In the final multivariate model, only two factors remained significant contributors: being online on weekdays (positive) and weekend (negative). The most relevant finding of our study emphasizes the role of being online on weekdays, while this is not the case in terms of the weekend. One possible explanation can be a shift in students’ social connections during the different days of the week. On weekdays, adolescents are usually together with peers and their online activity is different compared to the weekend when they spend more time with family and may experience a higher level of parental control. This peer effect on weekdays may manifest in their shared attitudes towards their body and dietary behavior through personal contact and social media. Earlier studies also emphasize the role of parents in setting rules for online activity. 35 Social-emotional support from the parents would even be more important to prevent both Internet addiction and disordered eating.10–12
Study Limitations
Since our study is cross-sectional, cause-and-effect relationships could not be justified. In addition, due to the relatively small sample size and the type of school (private) these findings cannot be generalizable. We should also keep in mind that this study has been done at the time when the country was just recovering from the second peak of COVID-19 which could elevate the screentime among schoolchildren. All in all, a more detailed and elaborated model with a representative sample is necessary for future research to get a deeper insight into the background variables of adolescents’ disordered eating in India. Finally, validation of the scales on Indian population has not been undertaken yet, this is the reason for using the scales in their original (English) language. We should also mention here that we did not investigate eating disorders with a diagnosis, our findings only explored contributors to elevating the risk of disordered eating that might be also potential risk factors for eating disorders as well.
Conclusion
Although our findings are preliminary, they highlight that excessive online activity on weekdays can elevate the risk of disordered eating among Indian adolescents, while time spent online on weekends does not have a similar role. Further research is needed to clarify these associations, including leisure time spent with the family or the parents’ rules for online activities which can be protective on weekends.

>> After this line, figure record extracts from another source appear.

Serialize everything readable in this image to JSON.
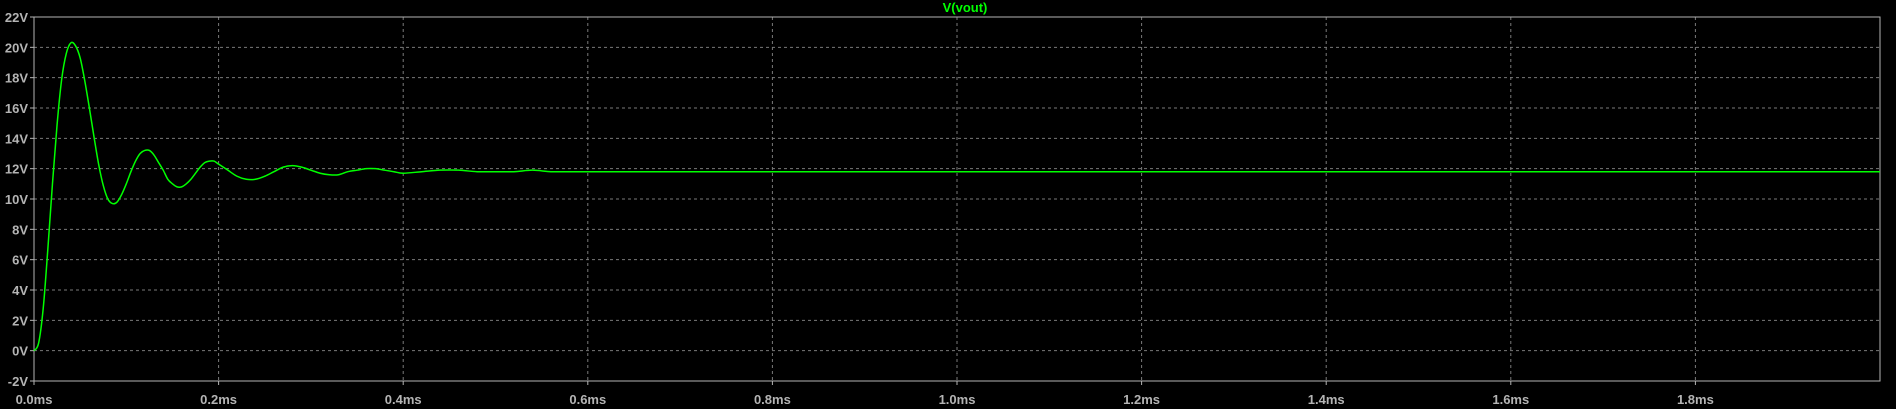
{
  "chart_data": {
    "type": "line",
    "title": "V(vout)",
    "xlabel": "",
    "ylabel": "",
    "xlim": [
      0,
      2.0
    ],
    "ylim": [
      -2,
      22
    ],
    "x_ticks": [
      0,
      0.2,
      0.4,
      0.6,
      0.8,
      1.0,
      1.2,
      1.4,
      1.6,
      1.8
    ],
    "x_tick_labels": [
      "0.0ms",
      "0.2ms",
      "0.4ms",
      "0.6ms",
      "0.8ms",
      "1.0ms",
      "1.2ms",
      "1.4ms",
      "1.6ms",
      "1.8ms"
    ],
    "y_ticks": [
      -2,
      0,
      2,
      4,
      6,
      8,
      10,
      12,
      14,
      16,
      18,
      20,
      22
    ],
    "y_tick_labels": [
      "-2V",
      "0V",
      "2V",
      "4V",
      "6V",
      "8V",
      "10V",
      "12V",
      "14V",
      "16V",
      "18V",
      "20V",
      "22V"
    ],
    "grid": true,
    "colors": {
      "background": "#000000",
      "trace": "#00ff00",
      "axis": "#b4b4b4",
      "grid": "#7a7a7a"
    },
    "series": [
      {
        "name": "V(vout)",
        "x": [
          0,
          0.005,
          0.01,
          0.015,
          0.02,
          0.025,
          0.03,
          0.035,
          0.04,
          0.045,
          0.05,
          0.055,
          0.06,
          0.065,
          0.07,
          0.075,
          0.08,
          0.085,
          0.09,
          0.095,
          0.1,
          0.105,
          0.11,
          0.115,
          0.12,
          0.125,
          0.13,
          0.135,
          0.14,
          0.145,
          0.15,
          0.155,
          0.16,
          0.165,
          0.17,
          0.175,
          0.18,
          0.185,
          0.19,
          0.195,
          0.2,
          0.21,
          0.22,
          0.23,
          0.24,
          0.25,
          0.26,
          0.27,
          0.28,
          0.29,
          0.3,
          0.31,
          0.32,
          0.33,
          0.34,
          0.35,
          0.36,
          0.37,
          0.38,
          0.39,
          0.4,
          0.42,
          0.44,
          0.46,
          0.48,
          0.5,
          0.52,
          0.54,
          0.56,
          0.58,
          0.6,
          0.62,
          0.65,
          0.7,
          0.8,
          1.0,
          1.2,
          1.4,
          1.6,
          1.8,
          2.0
        ],
        "values": [
          0,
          0.5,
          2.8,
          6.7,
          11.0,
          14.9,
          17.9,
          19.6,
          20.3,
          20.1,
          19.3,
          17.8,
          16.0,
          14.1,
          12.3,
          10.9,
          10.0,
          9.7,
          9.8,
          10.3,
          11.0,
          11.8,
          12.5,
          13.0,
          13.2,
          13.2,
          12.9,
          12.4,
          11.9,
          11.3,
          11.0,
          10.8,
          10.8,
          11.0,
          11.3,
          11.7,
          12.1,
          12.4,
          12.5,
          12.5,
          12.3,
          11.9,
          11.5,
          11.3,
          11.3,
          11.5,
          11.8,
          12.1,
          12.2,
          12.1,
          11.9,
          11.7,
          11.6,
          11.6,
          11.8,
          11.9,
          12.0,
          12.0,
          11.9,
          11.8,
          11.7,
          11.8,
          11.9,
          11.9,
          11.8,
          11.8,
          11.8,
          11.9,
          11.8,
          11.8,
          11.8,
          11.8,
          11.8,
          11.8,
          11.8,
          11.8,
          11.8,
          11.8,
          11.8,
          11.8,
          11.8
        ]
      }
    ]
  }
}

Hopefully these findings can trigger further examinations on the role of digital device activities and social variables.
Authors Contributions
All the authors made substantive intellectual contributions to the study. PBF was primarily responsible for drafting the manuscript, KH and PK critically reviewed it. PBF, KH and PK were involved in the conceptualization of the project. PK was responsible for data collection, PBF, KH and PK analyzed the data. All authors read and approved the final manuscript.
Footnotes
Declaration of Conflicting Interests
The authors declared no potential conflicts of interest with respect to the research, authorship, and/or publication of this article.
Funding
The authors received no financial support for the research, authorship, and/or publication of this article.
Ethical Approval
This study was performed in line with the principles of the Declaration of Helsinki. Approval was granted by the Ethics Committee of the Doctoral School of Education, University of Szeged, Hungary (No. 4/2020).
Informed Consent
A written informed consent were received and obtained respectively before initiating the study from all participants, including parents and children.